If you want to avoid the burnout trap, here are some strategies I recommend to my clients for shifting their approach and working smarter, not harder...
5 Ways To Beat Burnout Before It Starts
Keep Notifications To Work Hours
Constant laptop pings or phone vibrations from work blur the line between your job and personal life. Instead make a habit of muting notifications outside of work hours or when you need to focus on a particular task to minimise distractions and truly switch off.
Prioritise Your Needs
When we’re stressed, busy or flat-out fatigued, our basic needs are the first things to slip. Building solid foundations not only shows self-compassion but also boosts resilience against daily stres These foundations can include nutritious meals eaten without distraction, getting morning sunlight on your face and prioritising quality sleep. Start small – pick just one to focus on – and make it a non-negotiable part of your routine.
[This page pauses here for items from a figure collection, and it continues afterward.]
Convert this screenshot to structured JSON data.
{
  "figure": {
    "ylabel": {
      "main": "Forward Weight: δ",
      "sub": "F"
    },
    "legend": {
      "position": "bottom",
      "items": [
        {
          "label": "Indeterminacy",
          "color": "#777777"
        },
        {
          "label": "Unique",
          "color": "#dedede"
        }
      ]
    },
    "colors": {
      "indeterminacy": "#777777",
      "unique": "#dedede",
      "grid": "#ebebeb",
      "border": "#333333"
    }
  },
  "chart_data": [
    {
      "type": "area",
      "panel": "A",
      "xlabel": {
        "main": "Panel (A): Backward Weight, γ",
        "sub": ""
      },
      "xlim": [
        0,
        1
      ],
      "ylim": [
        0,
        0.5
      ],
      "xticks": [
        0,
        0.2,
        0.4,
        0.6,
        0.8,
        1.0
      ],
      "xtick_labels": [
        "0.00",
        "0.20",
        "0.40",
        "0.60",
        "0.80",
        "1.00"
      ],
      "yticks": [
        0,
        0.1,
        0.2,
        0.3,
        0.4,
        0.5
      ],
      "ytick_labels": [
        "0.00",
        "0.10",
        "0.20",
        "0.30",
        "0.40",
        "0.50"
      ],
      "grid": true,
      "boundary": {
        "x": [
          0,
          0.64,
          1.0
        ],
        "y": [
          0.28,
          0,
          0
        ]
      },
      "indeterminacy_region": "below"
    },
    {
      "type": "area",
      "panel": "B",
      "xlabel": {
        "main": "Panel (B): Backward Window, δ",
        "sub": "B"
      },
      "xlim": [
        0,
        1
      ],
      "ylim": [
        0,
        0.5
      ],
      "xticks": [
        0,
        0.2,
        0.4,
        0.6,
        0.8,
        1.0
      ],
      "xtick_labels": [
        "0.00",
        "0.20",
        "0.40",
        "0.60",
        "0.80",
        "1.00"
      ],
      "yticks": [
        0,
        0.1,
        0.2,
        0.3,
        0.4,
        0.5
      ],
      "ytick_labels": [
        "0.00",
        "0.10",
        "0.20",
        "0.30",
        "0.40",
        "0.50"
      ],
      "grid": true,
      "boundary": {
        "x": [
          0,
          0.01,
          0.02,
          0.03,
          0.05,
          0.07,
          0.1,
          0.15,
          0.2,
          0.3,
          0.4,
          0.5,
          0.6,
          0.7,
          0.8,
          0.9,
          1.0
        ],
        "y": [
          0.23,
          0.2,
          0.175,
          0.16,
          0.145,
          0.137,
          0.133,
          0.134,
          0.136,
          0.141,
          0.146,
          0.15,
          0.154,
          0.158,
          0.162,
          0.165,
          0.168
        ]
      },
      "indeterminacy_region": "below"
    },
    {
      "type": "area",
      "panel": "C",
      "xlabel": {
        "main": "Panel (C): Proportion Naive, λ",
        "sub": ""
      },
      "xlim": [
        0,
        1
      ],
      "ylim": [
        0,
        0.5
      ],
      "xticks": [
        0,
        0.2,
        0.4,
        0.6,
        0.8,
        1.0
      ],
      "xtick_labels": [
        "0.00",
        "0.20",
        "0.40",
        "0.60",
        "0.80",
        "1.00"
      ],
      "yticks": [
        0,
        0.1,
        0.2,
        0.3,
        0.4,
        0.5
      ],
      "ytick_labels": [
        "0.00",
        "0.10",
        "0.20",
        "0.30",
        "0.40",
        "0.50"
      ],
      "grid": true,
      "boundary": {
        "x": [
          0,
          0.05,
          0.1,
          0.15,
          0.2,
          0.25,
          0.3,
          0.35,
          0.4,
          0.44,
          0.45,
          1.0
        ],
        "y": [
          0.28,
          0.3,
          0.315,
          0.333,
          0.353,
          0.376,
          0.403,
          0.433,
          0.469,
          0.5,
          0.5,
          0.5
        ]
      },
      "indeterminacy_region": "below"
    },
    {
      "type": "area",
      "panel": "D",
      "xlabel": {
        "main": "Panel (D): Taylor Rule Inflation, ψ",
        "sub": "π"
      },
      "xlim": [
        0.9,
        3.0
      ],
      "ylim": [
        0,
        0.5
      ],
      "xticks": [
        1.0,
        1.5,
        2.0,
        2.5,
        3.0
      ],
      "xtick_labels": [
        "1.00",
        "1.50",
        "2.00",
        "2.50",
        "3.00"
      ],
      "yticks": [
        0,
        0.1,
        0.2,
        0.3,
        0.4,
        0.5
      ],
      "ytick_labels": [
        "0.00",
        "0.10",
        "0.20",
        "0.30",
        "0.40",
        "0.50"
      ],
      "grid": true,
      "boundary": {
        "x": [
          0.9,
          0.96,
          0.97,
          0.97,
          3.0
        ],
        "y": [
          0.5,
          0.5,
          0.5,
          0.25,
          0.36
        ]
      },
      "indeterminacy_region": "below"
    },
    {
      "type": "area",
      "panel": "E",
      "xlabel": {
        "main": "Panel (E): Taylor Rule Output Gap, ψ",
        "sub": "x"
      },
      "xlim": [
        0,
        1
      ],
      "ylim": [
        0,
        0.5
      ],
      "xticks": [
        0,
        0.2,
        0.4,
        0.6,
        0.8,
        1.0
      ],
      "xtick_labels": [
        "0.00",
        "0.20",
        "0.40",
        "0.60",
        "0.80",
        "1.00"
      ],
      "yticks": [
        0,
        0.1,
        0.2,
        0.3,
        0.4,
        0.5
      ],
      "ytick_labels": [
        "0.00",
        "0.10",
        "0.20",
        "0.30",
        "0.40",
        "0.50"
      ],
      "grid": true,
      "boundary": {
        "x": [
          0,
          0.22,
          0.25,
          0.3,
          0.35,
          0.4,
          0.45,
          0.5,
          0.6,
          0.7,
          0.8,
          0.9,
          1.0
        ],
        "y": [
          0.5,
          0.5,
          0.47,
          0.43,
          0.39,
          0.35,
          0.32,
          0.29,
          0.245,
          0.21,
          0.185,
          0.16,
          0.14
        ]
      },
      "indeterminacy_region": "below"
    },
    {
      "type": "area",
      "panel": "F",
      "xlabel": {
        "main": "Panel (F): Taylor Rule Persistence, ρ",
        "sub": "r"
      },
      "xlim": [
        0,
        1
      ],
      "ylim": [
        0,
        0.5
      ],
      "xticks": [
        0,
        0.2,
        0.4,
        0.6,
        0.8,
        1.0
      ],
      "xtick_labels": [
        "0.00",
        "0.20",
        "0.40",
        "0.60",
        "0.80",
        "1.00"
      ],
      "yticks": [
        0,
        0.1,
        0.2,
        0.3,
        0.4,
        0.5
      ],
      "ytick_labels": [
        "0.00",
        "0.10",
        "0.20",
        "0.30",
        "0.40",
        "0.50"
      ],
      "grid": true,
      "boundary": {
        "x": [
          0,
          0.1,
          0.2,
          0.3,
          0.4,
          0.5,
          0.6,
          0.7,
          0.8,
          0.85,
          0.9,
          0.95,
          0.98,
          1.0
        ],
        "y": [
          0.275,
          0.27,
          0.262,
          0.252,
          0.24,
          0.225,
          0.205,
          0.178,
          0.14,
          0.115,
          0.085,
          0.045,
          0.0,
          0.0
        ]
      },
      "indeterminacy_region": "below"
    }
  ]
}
Reclaim Your Identity With Simple Language Shifts
If work feels all-consuming, pay attention to the language you use to describe it. Instead of saying ‘I am...’ (‘I am a teacher’, ‘I am a project manager’) use ‘I work as...’ (‘I work as a teacher’, ‘I work as a project manager’). This simple shift can help create mental boundaries, reminding you your job is just one part of your life, not your entire identity.
Lean Into A Good Enough Mindset
Is the pressure to win approval from others, make flawless decisions or always be at the top of your game adding to your work stress? Shift your perspective: approach tasks with a “good enough” mindset, not a “perfect”. Be honest about what’s realistically achievable for you (and others).
Carve Out Time To Unplug and Recharge
Set clear boundaries outside of work to rest and reset. Finding what helps you unwind may take some trial and error, but things like meditation, socialising with friends, listening to calming music, or engaging in phone-free activities can all help.
If you’re experiencing symptoms of burnout, mental health charity Mind offers a series of resources here, from tools to support you at work to meditation resources to help calm the mind. Alternatively, if you feel your mental health is suffering, always speak to your GP.